Frappée car elle criait un mauvais prénom lors d’ébats sexuels

Frappée car elle criait un mauvais prénom lors d’ébats sexuels

Illustration. Photo News

Un quadragénaire liégeois a comparu lundi devant le tribunal correctionnel de Liège pour répondre de faits de coups et blessures à l’égard de sa compagne.

L’homme s’était montré particulièrement violent lorsque sa partenaire avait crié un autre prénom que le sien lors d’ébats sexuels.

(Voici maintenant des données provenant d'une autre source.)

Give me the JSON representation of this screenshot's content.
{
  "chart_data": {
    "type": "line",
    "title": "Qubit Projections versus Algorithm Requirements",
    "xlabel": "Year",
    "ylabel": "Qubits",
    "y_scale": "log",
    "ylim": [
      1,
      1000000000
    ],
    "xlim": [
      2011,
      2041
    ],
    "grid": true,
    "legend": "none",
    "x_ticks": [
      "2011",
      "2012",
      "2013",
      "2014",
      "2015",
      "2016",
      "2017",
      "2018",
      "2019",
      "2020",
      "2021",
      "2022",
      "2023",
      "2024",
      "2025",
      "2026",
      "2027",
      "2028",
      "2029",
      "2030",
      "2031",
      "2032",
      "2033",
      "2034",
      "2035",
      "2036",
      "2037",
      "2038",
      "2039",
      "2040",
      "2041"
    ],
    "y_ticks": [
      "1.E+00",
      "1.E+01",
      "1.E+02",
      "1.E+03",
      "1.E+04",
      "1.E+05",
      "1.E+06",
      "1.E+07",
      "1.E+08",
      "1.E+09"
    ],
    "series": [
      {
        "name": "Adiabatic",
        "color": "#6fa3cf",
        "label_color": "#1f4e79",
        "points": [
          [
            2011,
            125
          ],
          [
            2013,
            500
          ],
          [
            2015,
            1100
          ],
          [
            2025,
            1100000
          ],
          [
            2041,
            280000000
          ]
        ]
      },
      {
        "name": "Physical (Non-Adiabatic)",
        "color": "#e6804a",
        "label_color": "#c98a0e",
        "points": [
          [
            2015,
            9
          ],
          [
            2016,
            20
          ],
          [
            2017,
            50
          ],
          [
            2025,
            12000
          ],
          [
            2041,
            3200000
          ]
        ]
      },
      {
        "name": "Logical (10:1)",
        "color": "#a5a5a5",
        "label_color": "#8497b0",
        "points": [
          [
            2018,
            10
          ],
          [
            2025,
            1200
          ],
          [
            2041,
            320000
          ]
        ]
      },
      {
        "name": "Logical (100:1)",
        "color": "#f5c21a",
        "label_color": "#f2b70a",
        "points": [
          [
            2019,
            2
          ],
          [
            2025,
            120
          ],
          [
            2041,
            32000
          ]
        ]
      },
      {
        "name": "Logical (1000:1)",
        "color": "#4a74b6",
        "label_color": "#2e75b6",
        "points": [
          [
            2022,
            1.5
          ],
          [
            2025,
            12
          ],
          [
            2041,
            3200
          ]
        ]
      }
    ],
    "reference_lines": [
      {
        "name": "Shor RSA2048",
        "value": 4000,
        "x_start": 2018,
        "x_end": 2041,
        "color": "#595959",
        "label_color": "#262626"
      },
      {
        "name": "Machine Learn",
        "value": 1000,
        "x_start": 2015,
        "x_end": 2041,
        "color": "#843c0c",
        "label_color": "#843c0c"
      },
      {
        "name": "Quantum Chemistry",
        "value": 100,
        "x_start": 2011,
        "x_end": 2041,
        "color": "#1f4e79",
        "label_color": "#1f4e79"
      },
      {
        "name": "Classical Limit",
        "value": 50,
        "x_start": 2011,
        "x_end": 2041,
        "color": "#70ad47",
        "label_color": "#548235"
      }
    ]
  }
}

Les faits reprochés au prévenu s’étaient déroulés la nuit du 8 au 9 février 2018 à Liège. Le prévenu avait porté plusieurs coups violents à sa compagne lors d’une scène d’ébats sexuels. Par erreur, la dame avait crié à deux reprises le prénom du frère d’un de ses anciens compagnons.

Vexé et sous l’influence de l’alcool, le prévenu lui avait porté plusieurs coups. Cette première scène s’était prolongée par plusieurs autres scènes de coups. Le certificat médical dressé par le médecin attestait notamment d’une fracture de la mâchoire et de traces de tentative de strangulation.

«Automutilation», dit le prévenu

Le prévenu n’a admis avoir porté que quelques gifles à la victime. Il a nié avoir porté des coups avec les poings et il a soutenu qu’il n’avait serré le cou de la victime que pour lui faire peur. Pour justifier les blessures que sa compagne présentait, il a soutenu qu’elle s’était automutilée avec une casserole.

Le parquet a requis contre le prévenu une peine d’un an de prison ferme. Le jugement sera prononcé le 7 mai.